We allow ourselves one, perhaps useful, exception:
The reports (JSON and HTML ) by default leak information about the runtime environment, such as the exact input configuration, the names of the input files, the working directory and the version of mbf-fastq-processor used.
A lack of surprises #
mbf-fastq-processor does exactly what you define in it’s configuration TOML to your reads.
It does not trim, filter, or mangle them in any way without an explicit [[step]].
And every knob that is not absolutely obvious must be set explicitly in the configuration.

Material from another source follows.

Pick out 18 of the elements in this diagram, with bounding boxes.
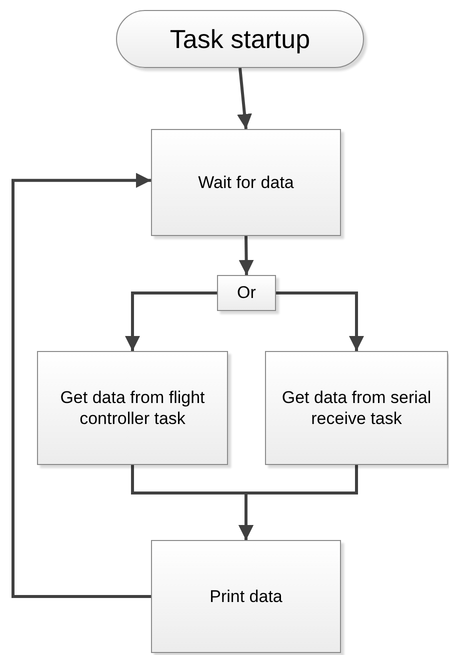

This makes getting started harder (but the user’s going to be copy/pasting configuration anyway), but prevents situations where an update changed a default and now your output is different and you have no idea where to start looking.
Friendliness #
Every error message should contain actionable advice where to look next.
Every error message should contain as much information as necessary.
mbf-fastq-processor tests everything it can about your configuration before actually starting to read your data, and if an error is detected during run, it terminates swiftly. And the implementation can detect more than one configuration error at once.
We also clearly distinguish between unrecoverable-but-foreseen errors (invalid configurations, broken input files) and bugs - invalid conditions where mbf-fastq-processor’s internal contracts were broken.
The later still produce a ‘friendly panic’ message with instructions on how to get help.
Speed #
There’s two aspects to such a tool’s speed. One is a general ’less entropy used’ = ‘better for everyone’.
The other one is a usage issue: if your feedback loop time is high, you can not iterate ideas and configurations efficiently.
While we’re not continuously measuring performance, we have a benchmark framework in place and include performance benchmark results, so users have an idea what to expect.